與此同時,溫孤燁連放慢趕路速度的意思都沒有,全然不顧季連洲愈發難看的面色。
一路西行,季連洲慢慢想起許多往事。當初他與溫孤燁在秘境中,兩人間的氣氛原本頗為和睦,直到他試圖迷惑對方,讓對方吐露是否已猜出自己身份。
溫孤燁醒后倏忽暴起,將他傷到數日不能行。
今日一切好像昨日重演,可難道他真就只能按照對方寫好的劇本走下去?他是季連洲,潛龍淵內赫赫有名的魔頭,不是旁人的提線木偶!
季連洲第一次自問,溫孤燁到底將自己當作什么?
是不太趁手,卻必須要使用的工具?還是野性難馴,偶爾能有作用,然而總時不時反咬一口的狼。

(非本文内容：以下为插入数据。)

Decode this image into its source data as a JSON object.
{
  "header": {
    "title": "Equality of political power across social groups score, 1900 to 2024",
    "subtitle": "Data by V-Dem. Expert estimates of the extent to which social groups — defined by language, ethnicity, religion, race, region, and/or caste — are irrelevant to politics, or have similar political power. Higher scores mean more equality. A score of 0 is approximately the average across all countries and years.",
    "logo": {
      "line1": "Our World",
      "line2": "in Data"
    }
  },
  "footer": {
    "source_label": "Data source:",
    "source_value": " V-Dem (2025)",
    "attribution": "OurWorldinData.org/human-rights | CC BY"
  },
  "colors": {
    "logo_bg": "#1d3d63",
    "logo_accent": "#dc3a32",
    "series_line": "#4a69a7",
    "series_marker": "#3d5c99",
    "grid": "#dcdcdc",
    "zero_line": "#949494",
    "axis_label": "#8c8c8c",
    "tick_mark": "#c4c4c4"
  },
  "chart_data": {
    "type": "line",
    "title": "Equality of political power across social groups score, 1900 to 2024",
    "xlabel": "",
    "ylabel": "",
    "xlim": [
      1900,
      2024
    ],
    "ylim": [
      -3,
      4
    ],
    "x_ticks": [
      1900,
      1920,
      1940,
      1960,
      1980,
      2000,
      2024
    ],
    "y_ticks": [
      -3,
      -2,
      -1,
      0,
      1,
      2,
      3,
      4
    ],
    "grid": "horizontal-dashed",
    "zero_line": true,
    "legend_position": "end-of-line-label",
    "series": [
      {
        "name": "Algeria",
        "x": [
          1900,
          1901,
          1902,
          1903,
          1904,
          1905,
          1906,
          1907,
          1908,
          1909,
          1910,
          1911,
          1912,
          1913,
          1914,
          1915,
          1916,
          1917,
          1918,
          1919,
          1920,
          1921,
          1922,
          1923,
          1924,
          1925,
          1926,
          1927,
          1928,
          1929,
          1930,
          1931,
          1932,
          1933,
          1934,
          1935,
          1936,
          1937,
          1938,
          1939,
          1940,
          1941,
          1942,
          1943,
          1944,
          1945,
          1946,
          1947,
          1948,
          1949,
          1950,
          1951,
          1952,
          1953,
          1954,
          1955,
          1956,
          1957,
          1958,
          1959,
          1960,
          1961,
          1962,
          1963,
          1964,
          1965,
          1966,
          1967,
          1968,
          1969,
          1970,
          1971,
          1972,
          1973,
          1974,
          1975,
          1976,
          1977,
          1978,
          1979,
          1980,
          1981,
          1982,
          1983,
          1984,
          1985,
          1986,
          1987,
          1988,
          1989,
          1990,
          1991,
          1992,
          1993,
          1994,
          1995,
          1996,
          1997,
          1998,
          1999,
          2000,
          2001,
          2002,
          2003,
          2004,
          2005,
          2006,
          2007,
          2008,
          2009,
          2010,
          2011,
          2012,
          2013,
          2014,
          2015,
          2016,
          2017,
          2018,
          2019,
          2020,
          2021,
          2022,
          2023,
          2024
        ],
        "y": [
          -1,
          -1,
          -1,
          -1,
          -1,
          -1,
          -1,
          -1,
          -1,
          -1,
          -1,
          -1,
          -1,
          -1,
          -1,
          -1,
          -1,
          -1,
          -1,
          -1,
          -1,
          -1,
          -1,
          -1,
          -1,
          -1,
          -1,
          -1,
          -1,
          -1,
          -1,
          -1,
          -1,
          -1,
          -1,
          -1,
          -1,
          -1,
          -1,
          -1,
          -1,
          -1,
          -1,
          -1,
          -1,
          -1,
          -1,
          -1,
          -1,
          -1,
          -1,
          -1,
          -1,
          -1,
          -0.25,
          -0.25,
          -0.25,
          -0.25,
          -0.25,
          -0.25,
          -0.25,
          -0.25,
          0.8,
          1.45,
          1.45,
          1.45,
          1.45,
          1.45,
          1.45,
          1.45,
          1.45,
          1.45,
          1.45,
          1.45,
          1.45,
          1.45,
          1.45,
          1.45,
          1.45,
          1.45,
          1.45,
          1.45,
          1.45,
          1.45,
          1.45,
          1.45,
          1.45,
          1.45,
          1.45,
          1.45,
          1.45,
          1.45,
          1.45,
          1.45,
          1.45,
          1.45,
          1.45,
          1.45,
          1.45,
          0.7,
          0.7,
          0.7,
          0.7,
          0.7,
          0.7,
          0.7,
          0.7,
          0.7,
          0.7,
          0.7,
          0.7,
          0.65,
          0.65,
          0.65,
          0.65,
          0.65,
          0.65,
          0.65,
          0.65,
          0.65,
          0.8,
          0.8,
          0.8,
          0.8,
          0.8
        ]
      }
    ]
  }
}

當然了,狼之一字,在溫孤燁哪兒,恐怕是會被替換成其他畜牲。
唯一說得上慶幸的一點,就是等這二百年也過去,他大可以用對方來自以后的事加以牽制。兩人都握住對方把柄,總好過向現在這樣,自己單方受限制。
他需要的只是時間,都說修真無歲月。二百年,不算長。
想通此節,季連洲胸口的郁氣終于舒了出來。他何曾有這樣窩囊的時候,更可氣的是自己對旁人向來錙銖必較,怎么到溫孤燁這里就只想早點把事了解,恨過就罷,連殺心都難再起。
就這樣吧,這二百年中盡量在對方身上謀些好處,二百年后要如何……以后再說。
這實在太過不像他。
算算路程,二人已快到若羌坊。不出所料的話,若羌坊的女修也不會逃過季淵的桃花煞……真愁人。
開始趕路后,大多時候溫孤燁都很沉默,甚至一言不發,只留給季連洲一個背影。
剛離開千山塢那幾天,季連洲還偶爾與他調笑幾句,后面隨著瘴氣入體,季連洲的話也少了。
不知不覺,兩人已有數十日沒有一句交談。如今季連洲想讓對方停下,他斟酌良久,終于迂回的問了聲:“師兄不怕這瘴氣?”
這話不算掉面子。
溫孤燁足下靈劍一頓,眉尖微微挑起,好似意外般涼涼看他一眼:“我還以為你會死撐下去。”